If naturalism is true, matter is all there is and thus, all that is is the result of material activity. This would mean that there is nothing outside of matter acting on matter either or else matter would not be all there is. It is these material processes that brought about us through natural evolution.
Now if that is the case, then that would mean all that we are is the result of naturalistic processes. However, that would also mean that our brain is simply matter as well and all that goes on is naturalistic processes. It is practically determinism from the perspective of naturalism, which is why some naturalists even admit that if evolution is true, we have no free-will.

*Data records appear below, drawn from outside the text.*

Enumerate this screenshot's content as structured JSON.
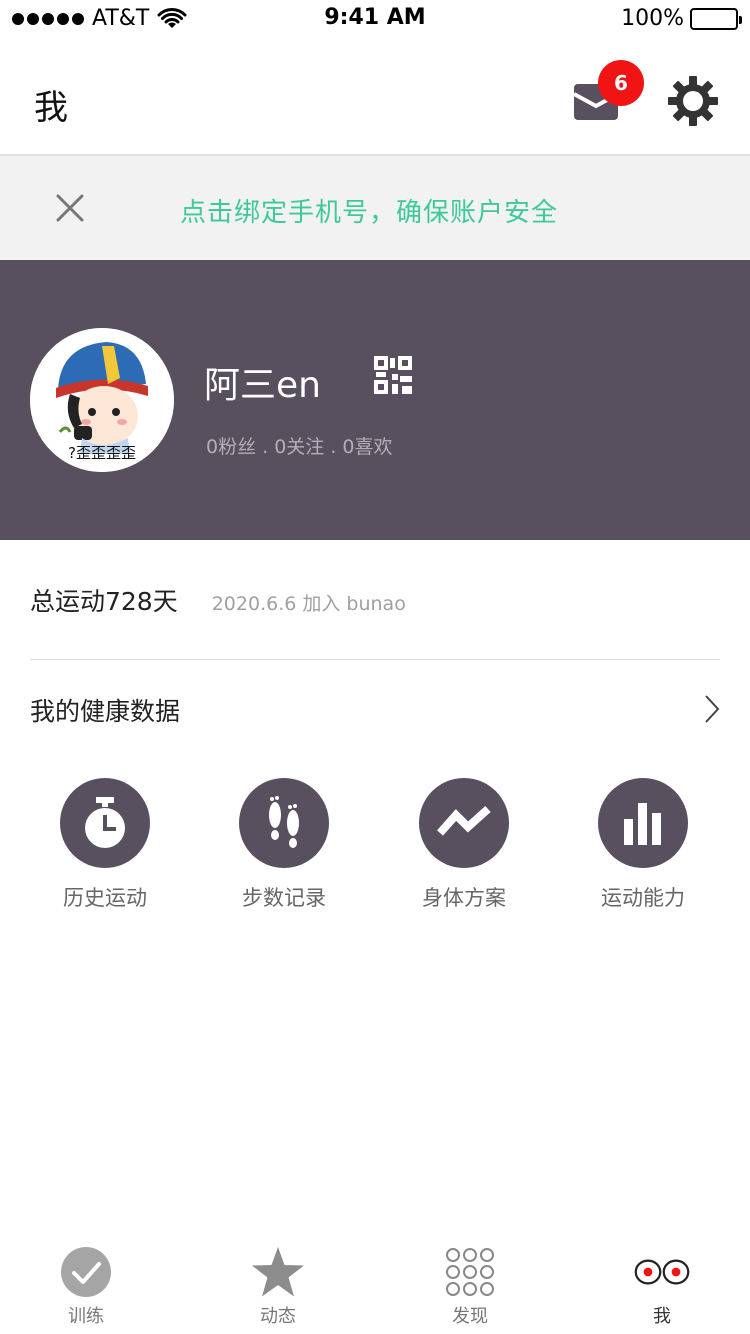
{
  "status_bar": {
    "carrier": "AT&T",
    "time": "9:41 AM",
    "battery": "100%"
  },
  "header": {
    "title": "我",
    "unread_count": "6"
  },
  "banner": {
    "text": "点击绑定手机号，确保账户安全"
  },
  "profile": {
    "username": "阿三en",
    "stats": "0粉丝 . 0关注 . 0喜欢",
    "avatar_caption": "?歪歪歪歪"
  },
  "summary": {
    "total_days": "总运动728天",
    "join_info": "2020.6.6  加入  bunao"
  },
  "health": {
    "title": "我的健康数据",
    "items": [
      {
        "label": "历史运动",
        "icon": "stopwatch-icon"
      },
      {
        "label": "步数记录",
        "icon": "footprints-icon"
      },
      {
        "label": "身体方案",
        "icon": "trend-line-icon"
      },
      {
        "label": "运动能力",
        "icon": "bar-chart-icon"
      }
    ]
  },
  "tabs": [
    {
      "label": "训练",
      "icon": "check-circle-icon",
      "active": false
    },
    {
      "label": "动态",
      "icon": "star-icon",
      "active": false
    },
    {
      "label": "发现",
      "icon": "grid-dots-icon",
      "active": false
    },
    {
      "label": "我",
      "icon": "eyes-icon",
      "active": true
    }
  ],
  "colors": {
    "accent_green": "#3ec99a",
    "profile_bg": "#58505e",
    "badge_red": "#f01414",
    "tab_active_red": "#f01414"
  }
}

This would mean then that all our thoughts are simply the result of material processes. Why should I think then that my thoughts can adequately tell me information about the world? Why should I think they’re my thoughts even? They are simply chemicals going off and causing reactions in my brain.
The only way to think otherwise is to have some standard outside of thinking that validates thinking. In a naturalistic universe though, does such a thing exist? One has yet to be presented and if one is to be shown, let us see if it can validate thinking. (Of course, that leads us to a problem as we think it does validate thinking which our thinking is not really rational but still the result of materialistic processes.)
Ultimately then, there is also no “I.” I have no soul in naturalism. I am simply my body and all that I am is matter. I’m just arranged a bit differently than other pieces of matter. Everything that there is to say about me can be described in terms that relate to the five senses.
This leads to my question. Can an atheist do psychology? Now I don’t mean this in a general sense. I think atheists can of course study the field we call psychology. I think we can say Freud did psychology even if we think his psychology was bad. I think we can go to atheists and get many excellent psychological theories.
The question I ask is, is that consistent with the naturalistic worldview? If naturalism is true, then who is this psyche that one is trying to reach? One is not studying a person but simply a collection of molecules. If you want to know why a person thinks what they do, a physicist then is just as good as a psychologist.
If Christianity is true though, then many Christians would say that there is an “I” behind my body. I am not simply materialistic processes. I carry a soul and I am capable of grasping ideas about the world and relating to it and that is based on the nature of a God who does not deceive and has revealed himself in space and time.
Now does this prove naturalism false? No. It could be that matter is all there is and all our thinking is the result of naturalistic processes. It just simply shows that one cannot consistently live that out if they treat each person as if they have free-will.
Or one could simply be a naturalist and say “Matter made me do it.” I’ll instead stick with Christian theism where I do see an explanation for free-will and good psychology.